This is the master project I conducted under the supervision of Franz Zotter (IEM) and Filippo Fazi (ISVR) in 2012. I spent half of the thesis in Graz, Austria, at the IEM and the second half at the ISVR in Southampton, UK. Half-way through the thesis I was able to present some results at the Ambisonics Symposium 2012 in York. The main question the thesis posed was:
Can we find a set of basis functions for the decomposition of a sound field (similar to spherical harmonics) for arbitrarily shaped rigid objects? Are these frequency independent?
An application would be to build microphone arrays of unconventional shape with different or similar properties like a spherical microphone array.

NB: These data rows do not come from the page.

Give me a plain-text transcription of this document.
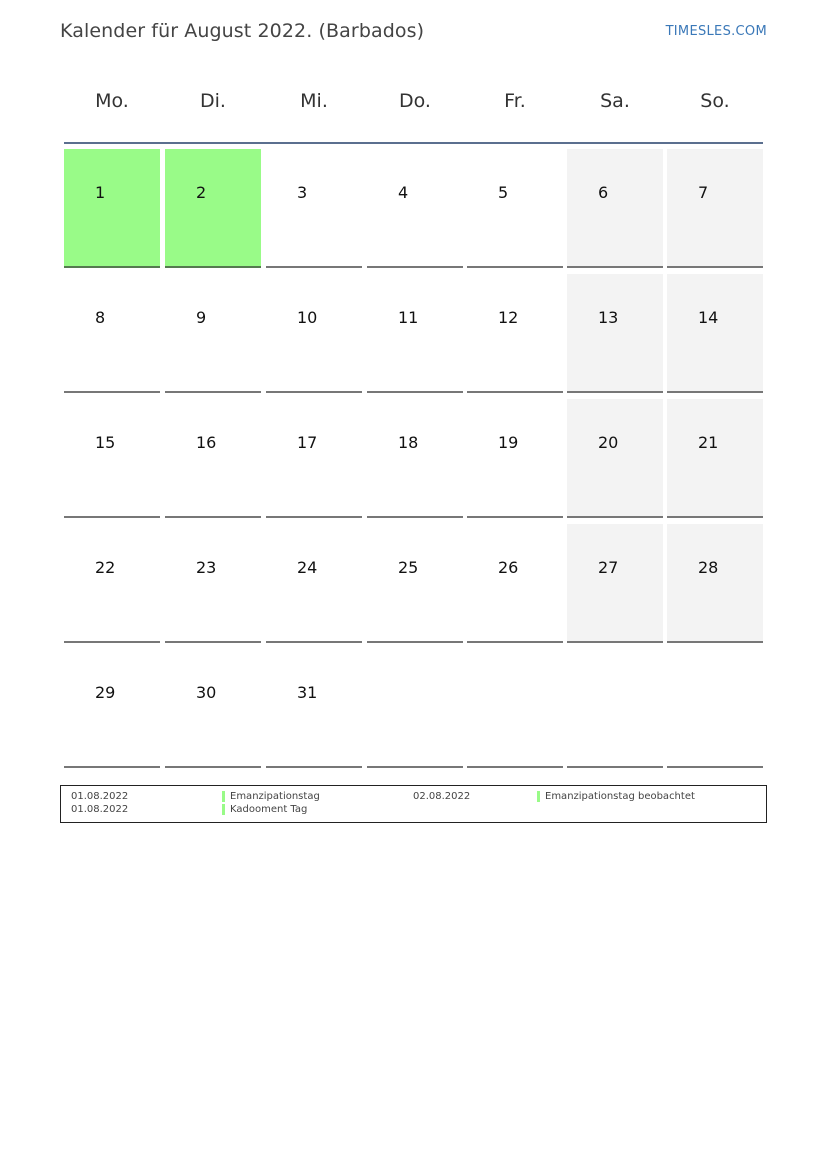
Kalender für August 2022. (Barbados)	TIMESLES.COM
Mo.	Di.	Mi.	Do.	Fr.	Sa.	So.
1	2	3	4	5	6	7
8	9	10	11	12	13	14
15	16	17	18	19	20	21
22	23	24	25	26	27	28
29	30	31
01.08.2022	Emanzipationstag
01.08.2022	Kadooment Tag
02.08.2022	Emanzipationstag beobachtet
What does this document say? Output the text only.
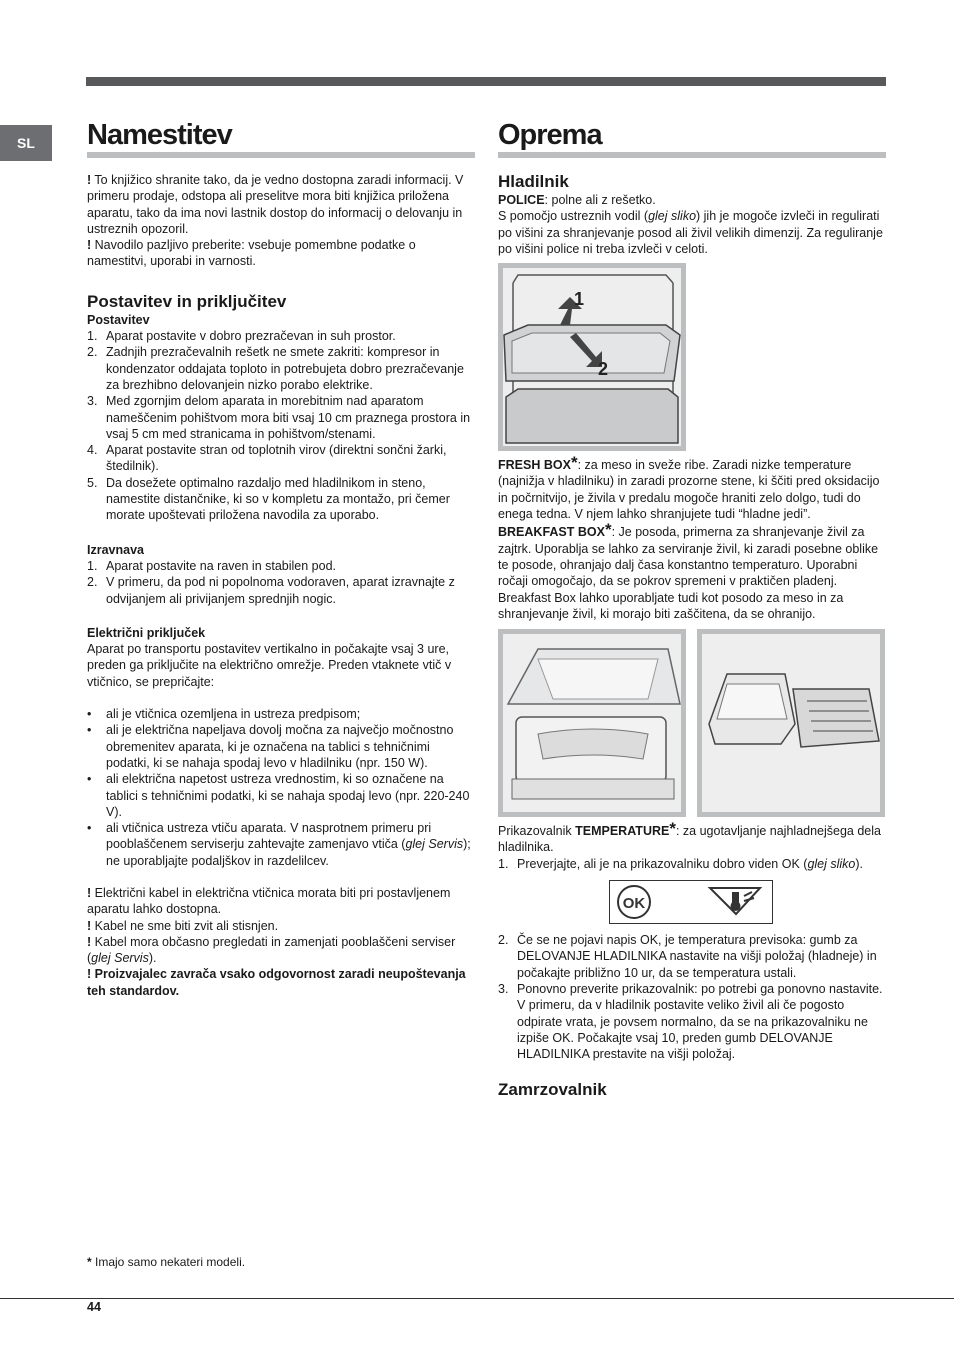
SL Namestitev

! To knjižico shranite tako, da je vedno dostopna zaradi informacij. V primeru prodaje, odstopa ali preselitve mora biti knjižica priložena aparatu, tako da ima novi lastnik dostop do informacij o delovanju in ustreznih opozoril.

! Navodilo pazljivo preberite: vsebuje pomembne podatke o namestitvi, uporabi in varnosti.

Postavitev in priključitev
Postavitev
1. Aparat postavite v dobro prezračevan in suh prostor.
2. Zadnjih prezračevalnih rešetk ne smete zakriti: kompresor in kondenzator oddajata toploto in potrebujeta dobro prezračevanje za brezhibno delovanjein nizko porabo elektrike.
3. Med zgornjim delom aparata in morebitnim nad aparatom nameščenim pohištvom mora biti vsaj 10 cm praznega prostora in vsaj 5 cm med stranicama in pohištvom/stenami.
4. Aparat postavite stran od toplotnih virov (direktni sončni žarki, štedilnik).
5. Da dosežete optimalno razdaljo med hladilnikom in steno, namestite distančnike, ki so v kompletu za montažo, pri čemer morate upoštevati priložena navodila za uporabo.
Izravnava
1. Aparat postavite na raven in stabilen pod.
2. V primeru, da pod ni popolnoma vodoraven, aparat izravnajte z odvijanjem ali privijanjem sprednjih nogic.
Električni priključek

Aparat po transportu postavitev vertikalno in počakajte vsaj 3 ure, preden ga priključite na električno omrežje. Preden vtaknete vtič v vtičnico, se prepričajte:

• ali je vtičnica ozemljena in ustreza predpisom;
• ali je električna napeljava dovolj močna za največjo močnostno obremenitev aparata, ki je označena na tablici s tehničnimi podatki, ki se nahaja spodaj levo v hladilniku (npr. 150 W).
• ali električna napetost ustreza vrednostim, ki so označene na tablici s tehničnimi podatki, ki se nahaja spodaj levo (npr. 220-240 V).
• ali vtičnica ustreza vtiču aparata. V nasprotnem primeru pri pooblaščenem serviserju zahtevajte zamenjavo vtiča (glej Servis); ne uporabljajte podaljškov in razdelilcev.

! Električni kabel in električna vtičnica morata biti pri postavljenem aparatu lahko dostopna.

! Kabel ne sme biti zvit ali stisnjen.

! Kabel mora občasno pregledati in zamenjati pooblaščeni serviser (glej Servis).

! Proizvajalec zavrača vsako odgovornost zaradi neupoštevanja teh standardov.

Oprema
Hladilnik

POLICE: polne ali z rešetko.

S pomočjo ustreznih vodil (glej sliko) jih je mogoče izvleči in regulirati po višini za shranjevanje posod ali živil velikih dimenzij. Za reguliranje po višini police ni treba izvleči v celoti.

1
2

FRESH BOX*: za meso in sveže ribe. Zaradi nizke temperature (najnižja v hladilniku) in zaradi prozorne stene, ki ščiti pred oksidacijo in počrnitvijo, je živila v predalu mogoče hraniti zelo dolgo, tudi do enega tedna. V njem lahko shranjujete tudi “hladne jedi”.

BREAKFAST BOX*: Je posoda, primerna za shranjevanje živil za zajtrk. Uporablja se lahko za serviranje živil, ki zaradi posebne oblike te posode, ohranjajo dalj časa konstantno temperaturo. Uporabni ročaji omogočajo, da se pokrov spremeni v praktičen pladenj. Breakfast Box lahko uporabljate tudi kot posodo za meso in za shranjevanje živil, ki morajo biti zaščitena, da se ohranijo.

Prikazovalnik TEMPERATURE*: za ugotavljanje najhladnejšega dela hladilnika.

1. Preverjajte, ali je na prikazovalniku dobro viden OK (glej sliko).
OK
2. Če se ne pojavi napis OK, je temperatura previsoka: gumb za DELOVANJE HLADILNIKA nastavite na višji položaj (hladneje) in počakajte približno 10 ur, da se temperatura ustali.
3. Ponovno preverite prikazovalnik: po potrebi ga ponovno nastavite. V primeru, da v hladilnik postavite veliko živil ali če pogosto odpirate vrata, je povsem normalno, da se na prikazovalniku ne izpiše OK. Počakajte vsaj 10, preden gumb DELOVANJE HLADILNIKA prestavite na višji položaj.
Zamrzovalnik
* Imajo samo nekateri modeli.
44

This thesis deals with compact rigid microphone arrays and their acoustic modal representation for sound field reconstruction and beamforming. A method for obtaining surface modes of arbitrarily shaped rigid microphone arrays based on the boundary element method (BEM) and the singular value decomposition (SVD) is introduced and an analysis of spherical and cylindrical arrays is presented. The modal functions are found to be frequency depen- dent except for frequencies below kr ≈ 1. This indicates that a simplification of the array signal processing can be applied for low frequencies. Further, the spatial resolution properties of different rigid spherical and cylindrical array shapes were analyzed. The different configurations simulated using the BEM were found to have similar vertical and horizontal resolution.
Keywords: acoustic radiation modes, boundary element method, microphone arrays, scattering, singular value decomposition, modal array processing, array modes.